I'm Still Not Over… the Banjo-Kazooie save-and-quit cutscene

I cannot be the only one who experienced this nightmare

banjo
Photo: Nintendo

Still crying over a fictional character’s death from a movie you saw years ago? Having trouble letting go of that one episode of your favorite series? Grieving a gone-too-soon show? We are, too — so with this column, EW staffers pay tribute to something in the pop culture world they’re still not over. This time, Dana Schwartz looks back at Banjo-Kazooie’s save-and-quit cutscene.
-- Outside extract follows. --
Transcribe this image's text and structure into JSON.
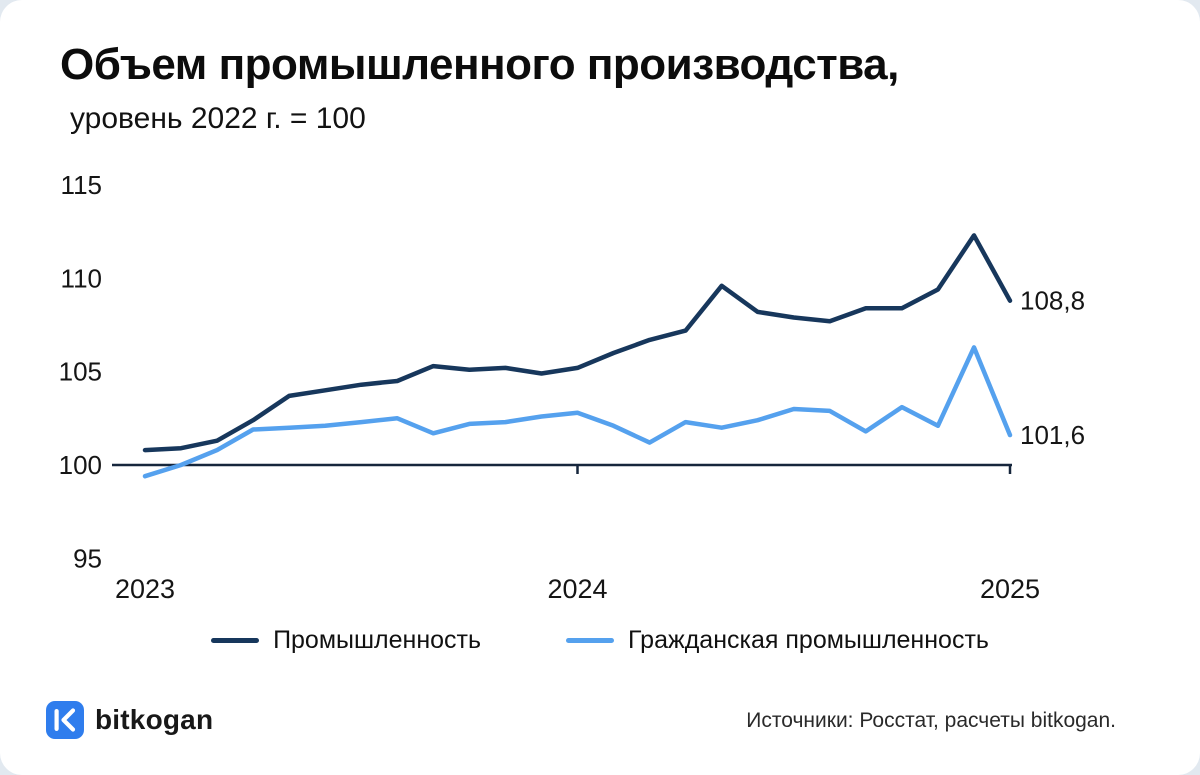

If you never played the 1998 game Banjo-Kazooie, I fear it’s going to be impossible to describe it without sounding like I’m just making something up right now as a prank or an absurdist work of experimental art about what people will believe on the internet.

Here is the basic premise of this garbage nonsense game: You are Banjo, a brown bear, who keeps a red bird — presumably a friend, but now, looking back on it, more likely a hostage — trapped in your backpack at all times. A witch named Gruntilda learns from her magic cauldron that your little sister, Tooty, is more beautiful than she is, which couldn’t have come as a surprise because Gruntilda looks like a half-melted Halloween candle on sale at Party City for 40 percent off even though it’s October and all witch merchandise should be full price.
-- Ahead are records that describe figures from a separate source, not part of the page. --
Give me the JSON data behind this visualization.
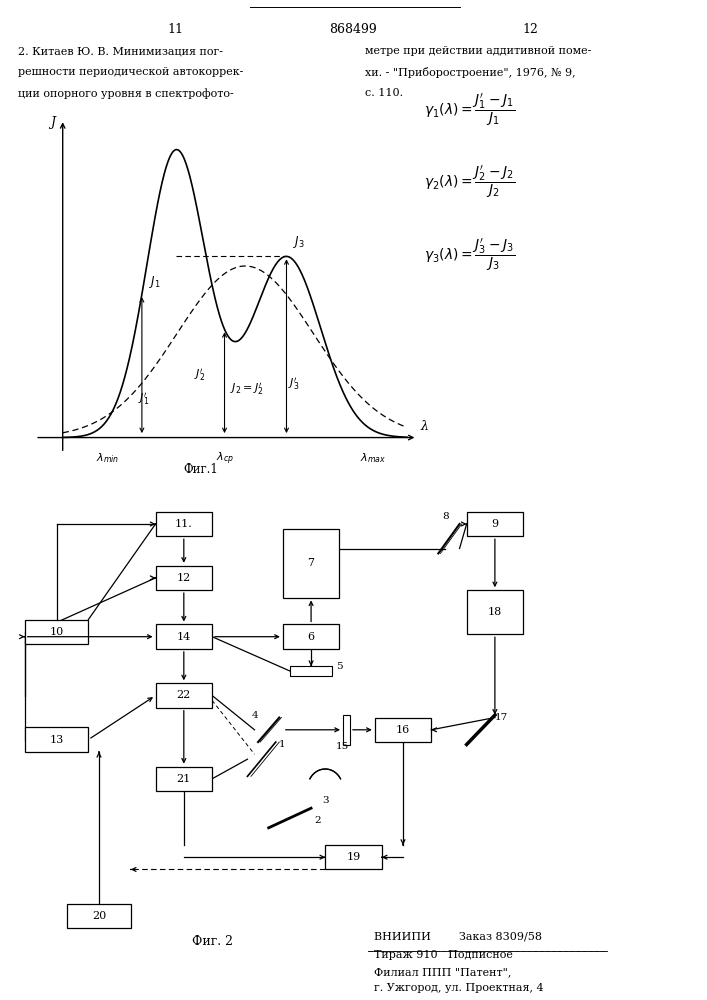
{
  "page_number_left": "11",
  "page_number_right": "12",
  "patent_number": "868499",
  "left_text_lines": [
    "2. Китаев Ю. В. Минимизация пог-",
    "решности периодической автокоррек-",
    "ции опорного уровня в спектрофото-"
  ],
  "right_text_lines": [
    "метре при действии аддитивной поме-",
    "хи. - \"Приборостроение\", 1976, № 9,",
    "с. 110."
  ],
  "fig1_caption": "Фиг.1",
  "fig2_caption": "Фиг. 2",
  "bottom_line1": "ВНИИПИ        Заказ 8309/58",
  "bottom_line2": "Тираж 910   Подписное",
  "bottom_line3": "Филиал ППП \"Патент\",",
  "bottom_line4": "г. Ужгород, ул. Проектная, 4",
  "background_color": "#ffffff"
}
And so Gruntilda builds a machine that can transfer Tooty’s beauty over to her. She kidnaps her, and the object of the game is for you, Banjo, to make it to Gruntilda’s lair before she steals your little sister’s beauty. Yes, this whimsical game is both animal- and patriarchy-themed.
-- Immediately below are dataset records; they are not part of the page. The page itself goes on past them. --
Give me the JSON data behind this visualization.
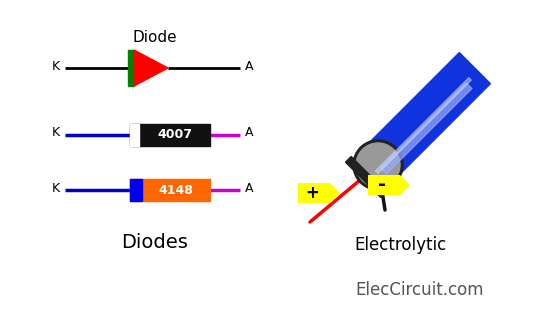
{
  "bg_color": "#ffffff",
  "title_text": "ElecCircuit.com",
  "diode_label": "Diode",
  "diodes_label": "Diodes",
  "electrolytic_label": "Electrolytic",
  "wire_color_blue": "#0000cc",
  "wire_color_magenta": "#cc00cc",
  "wire_color_black": "#000000",
  "body_4007_color": "#111111",
  "body_4007_stripe": "#ffffff",
  "body_4148_color": "#ff6600",
  "body_4148_stripe": "#0000ee",
  "cap_body_color": "#1133dd",
  "cap_base_color": "#999999",
  "cap_ring_color": "#222222",
  "cap_shine_color": "#aabbff",
  "lead_plus_color": "#ff0000",
  "lead_minus_color": "#111111",
  "plus_label_bg": "#ffff00",
  "minus_label_bg": "#ffff00",
  "font_size_ka": 9,
  "font_size_body_text": 8,
  "font_size_title": 12
}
But the oddest part of the game, the part that keeps replaying in my memory, the part that I just can’t get over, is the Game Over cutscene that would play every time you saved and quit the game (presumably to go eat some Bagel Bites upstairs that your mom made for you).

Unlike most video games where saving and quitting is viewed as merely a pause in your adventure’s progress, Banjo-Kazooie insisted on a darker route, whereby every time you exited the game’s universe, it was considered losing and you were treated to the pleasure of watching Gruntilda’s evil plan succeed.

Watching that save and quit scene on YouTube years after playing Banjo-Kazooie on my Nintendo 64 feels akin to revisiting a childhood fever dream, one constructed of blocky graphics and jangly music. The overarching sentiment is bewilderment that something so strange that I felt I must have been the only one who experienced it is, somehow, available for public consumption.

If you cannot watch the video above — but really, you should watch the video — allow me to attempt to explain what occurs:

Gruntilda prepares her bouncing quivering torture chambers, one of which contains Tooty, blonde and pigtailed, trapped inside. All of the dialogue is babbles and grunts translated via text on the screen. “Help me Banjo!” your little sister cries. “I feel all funny!” And then after a few electrical buzzes and pops, the transformation is complete, and the viewer gets a glamour shot, panning up from the legs, of the new and improved Gruntilda, with long, thin legs, massive boobs, and a tight black mini dress, emerging from the machine. With her shiny black hair and perfectly sculpted eyebrows, she now looks like a missing, green-skinned Kardashian. And then the second chamber opens, and the creature that had once been your younger sister knuckle-walks out of her chamber like a gorilla, now also green-skinned, with fangs, a dumb, vacant expression, and a massive belly that can no longer be contained by her T-shirt. The jangly music of failure plays, and your sister is now permanently a grunting oaf with blonde-pigtails.

And to reiterate: This happened every single time you stopped playing the game. Not lost the game, just saved and stopped. Banjo-Kazooie blackmailed you into never quitting with a David Cronenberg short.

“When I did this for the first time I thought I done goofed,” reads the top comment on a YouTube video of the cutscene. No, YouTube commenter, you did not done goofed. The game itself done goofed, and we all let them get away with it.